At 02:46 PM 2/5/2006 -0600, Ian Bicking wrote:
>Ian Bicking wrote:
> >       def render(template_instance, vars, format="html", fragment=False):
>
>Here I can magically turn this into a WEB templating spec:
>
>def render(template_instance, vars, format="html", fragment=False,
>wsgi_environ=None, set_header_callback=None)
>
>wsgi_environ is the environ dictionary if this is being called in a WSGI
>context.  set_header_callback can be called like
>set_header_callback(header_name, header_value) to write such a header to
>the response.  Frameworks may or may not allow for setting headers.  If
>they don't allow for it, they shouldn't provide that callback (thus
>headers will not be mysteriously thrown away -- instead they will be
>rejected immediately).  [Should set_header_callback('Status', '404 Not
>Found') be used, or a separate callback, or...?]
>
>This follows what all "server pages" templates I know of do.  That is,
>they do not have special syntax related to any metadata (i.e., headers)
>or even any special syntax related to web requests.  Instead the web
>request is represented through some set of variables available in the
>template.

Yes, but different template systems offer different APIs based on it; the 
idea of using WSGI here was to make it possible for them to offer their 
*own*, native APIs under this spec, not to force the use of the host 
framework's API.

The only thing that's missing from your proposal is streaming control or 
large file support.  I'll agree that it's an edge use case, but it seems to 
me just as easy to just offer a plain WSGI interface and not have to 
document a bunch of differences and limitations.  OTOH, if this is what it 
takes to get consensus, so be it.

The additional advantage to using plain ol' WSGI as the calling interface, 
however, is that it also lets you embed *anything* as a template, including 
whole applications if they provide a "template engine" whose syntax is 
actually the application's configuration.

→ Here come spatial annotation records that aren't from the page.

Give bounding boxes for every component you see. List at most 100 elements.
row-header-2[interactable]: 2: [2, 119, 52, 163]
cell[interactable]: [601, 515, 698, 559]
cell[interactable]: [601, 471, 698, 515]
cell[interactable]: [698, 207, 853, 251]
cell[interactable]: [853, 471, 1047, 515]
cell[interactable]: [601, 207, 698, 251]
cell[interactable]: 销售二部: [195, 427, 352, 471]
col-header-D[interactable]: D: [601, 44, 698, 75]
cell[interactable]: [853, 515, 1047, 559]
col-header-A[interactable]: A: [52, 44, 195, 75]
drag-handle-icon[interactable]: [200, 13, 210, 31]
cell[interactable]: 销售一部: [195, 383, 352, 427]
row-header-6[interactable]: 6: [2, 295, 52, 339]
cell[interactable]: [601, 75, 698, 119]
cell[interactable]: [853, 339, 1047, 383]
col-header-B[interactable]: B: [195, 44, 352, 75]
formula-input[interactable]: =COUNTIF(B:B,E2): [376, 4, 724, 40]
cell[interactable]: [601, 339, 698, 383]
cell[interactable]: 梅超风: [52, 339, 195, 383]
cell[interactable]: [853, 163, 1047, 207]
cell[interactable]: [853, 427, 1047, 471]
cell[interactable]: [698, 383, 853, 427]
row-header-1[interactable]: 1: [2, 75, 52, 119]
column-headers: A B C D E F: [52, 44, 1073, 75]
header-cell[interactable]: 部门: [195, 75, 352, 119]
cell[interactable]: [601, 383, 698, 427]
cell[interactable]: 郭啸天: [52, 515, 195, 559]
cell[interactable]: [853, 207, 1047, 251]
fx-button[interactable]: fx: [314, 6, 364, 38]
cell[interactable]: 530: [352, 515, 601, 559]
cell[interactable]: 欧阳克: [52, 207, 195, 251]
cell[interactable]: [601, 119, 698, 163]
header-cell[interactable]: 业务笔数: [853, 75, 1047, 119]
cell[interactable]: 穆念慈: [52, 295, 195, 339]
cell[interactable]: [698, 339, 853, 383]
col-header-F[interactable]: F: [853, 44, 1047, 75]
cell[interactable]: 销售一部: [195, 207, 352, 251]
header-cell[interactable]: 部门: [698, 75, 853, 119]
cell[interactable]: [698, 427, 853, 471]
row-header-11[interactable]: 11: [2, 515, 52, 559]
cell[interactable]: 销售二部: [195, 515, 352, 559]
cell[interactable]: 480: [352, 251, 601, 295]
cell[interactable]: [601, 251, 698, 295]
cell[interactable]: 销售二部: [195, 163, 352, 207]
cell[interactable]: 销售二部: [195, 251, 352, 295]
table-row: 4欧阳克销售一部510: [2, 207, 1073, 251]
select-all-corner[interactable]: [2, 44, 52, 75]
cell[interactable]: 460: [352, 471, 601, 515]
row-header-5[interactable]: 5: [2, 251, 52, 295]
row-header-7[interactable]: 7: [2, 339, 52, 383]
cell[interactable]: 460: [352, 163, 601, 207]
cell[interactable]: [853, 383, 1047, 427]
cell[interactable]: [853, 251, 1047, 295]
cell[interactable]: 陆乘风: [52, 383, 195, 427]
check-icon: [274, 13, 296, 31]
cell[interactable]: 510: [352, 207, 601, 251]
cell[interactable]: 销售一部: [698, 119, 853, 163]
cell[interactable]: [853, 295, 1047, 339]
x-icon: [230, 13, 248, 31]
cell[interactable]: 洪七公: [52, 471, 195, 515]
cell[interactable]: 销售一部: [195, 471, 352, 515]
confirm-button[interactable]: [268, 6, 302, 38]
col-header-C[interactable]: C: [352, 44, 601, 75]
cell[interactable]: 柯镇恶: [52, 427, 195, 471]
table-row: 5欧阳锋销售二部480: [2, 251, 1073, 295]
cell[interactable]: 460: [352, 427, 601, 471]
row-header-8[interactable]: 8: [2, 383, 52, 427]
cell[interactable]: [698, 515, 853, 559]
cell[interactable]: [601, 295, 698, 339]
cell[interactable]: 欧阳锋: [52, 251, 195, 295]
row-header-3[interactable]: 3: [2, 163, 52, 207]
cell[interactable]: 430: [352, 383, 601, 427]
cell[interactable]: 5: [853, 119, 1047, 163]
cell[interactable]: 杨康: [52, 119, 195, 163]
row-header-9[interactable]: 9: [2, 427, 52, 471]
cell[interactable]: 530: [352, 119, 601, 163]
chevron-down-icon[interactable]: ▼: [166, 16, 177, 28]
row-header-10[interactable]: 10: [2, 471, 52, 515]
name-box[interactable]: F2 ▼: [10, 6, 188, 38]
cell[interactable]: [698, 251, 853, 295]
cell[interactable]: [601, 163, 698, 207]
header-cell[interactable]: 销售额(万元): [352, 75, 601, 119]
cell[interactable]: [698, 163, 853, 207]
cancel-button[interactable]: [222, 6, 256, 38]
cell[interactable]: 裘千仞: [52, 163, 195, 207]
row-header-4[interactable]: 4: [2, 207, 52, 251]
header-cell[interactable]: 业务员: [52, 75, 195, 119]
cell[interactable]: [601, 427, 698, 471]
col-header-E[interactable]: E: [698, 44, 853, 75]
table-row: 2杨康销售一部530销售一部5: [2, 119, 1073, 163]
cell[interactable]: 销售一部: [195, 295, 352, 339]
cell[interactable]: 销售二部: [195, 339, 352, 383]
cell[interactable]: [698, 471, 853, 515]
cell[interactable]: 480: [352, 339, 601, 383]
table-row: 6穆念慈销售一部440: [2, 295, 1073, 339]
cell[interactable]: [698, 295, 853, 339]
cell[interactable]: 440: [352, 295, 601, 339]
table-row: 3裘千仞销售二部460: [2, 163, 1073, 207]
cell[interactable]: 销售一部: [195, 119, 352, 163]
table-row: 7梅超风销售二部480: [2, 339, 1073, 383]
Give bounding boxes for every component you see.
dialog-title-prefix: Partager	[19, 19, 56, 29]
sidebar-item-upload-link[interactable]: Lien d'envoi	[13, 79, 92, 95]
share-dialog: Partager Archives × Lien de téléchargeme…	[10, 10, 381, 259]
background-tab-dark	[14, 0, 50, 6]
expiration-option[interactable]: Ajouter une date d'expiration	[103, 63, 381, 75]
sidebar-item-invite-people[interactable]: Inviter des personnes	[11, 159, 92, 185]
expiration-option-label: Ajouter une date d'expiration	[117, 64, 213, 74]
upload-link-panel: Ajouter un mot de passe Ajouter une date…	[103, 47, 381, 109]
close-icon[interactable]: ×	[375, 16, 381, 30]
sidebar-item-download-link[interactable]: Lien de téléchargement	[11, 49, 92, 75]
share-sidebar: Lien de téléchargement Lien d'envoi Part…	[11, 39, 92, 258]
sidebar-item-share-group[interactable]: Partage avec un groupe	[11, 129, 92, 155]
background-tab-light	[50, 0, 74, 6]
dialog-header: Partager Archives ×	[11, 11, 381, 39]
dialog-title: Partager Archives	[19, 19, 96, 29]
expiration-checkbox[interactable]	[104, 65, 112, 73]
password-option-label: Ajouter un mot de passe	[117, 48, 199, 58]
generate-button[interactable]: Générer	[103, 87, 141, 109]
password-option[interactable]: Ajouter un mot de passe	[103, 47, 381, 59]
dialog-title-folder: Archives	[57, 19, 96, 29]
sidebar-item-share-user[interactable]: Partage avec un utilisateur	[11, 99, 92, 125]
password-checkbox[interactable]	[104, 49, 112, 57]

Anyway, the only differences I'm aware of between what you're proposing and 
what I'm proposing are:

1. Syntax sugar (each proposal sweetens different use cases)
2. Feature restrictions (yours takes away streaming)
3. What's optional (you consider WSGI optional, I want strings to be optional)

It would be better, I think, to address further discussion to addressing 
the actual points of difference.

Regarding #2, I'm willing to compromise to get consensus.  Regarding #3, 
I'd be willing to compromise by making *both* optional, with clearly 
defined variations of the spec so that plugins and frameworks that support 
each are clearly distinguishable.  This would also mean that we'd both be 
able to get the syntaxes we want under #1.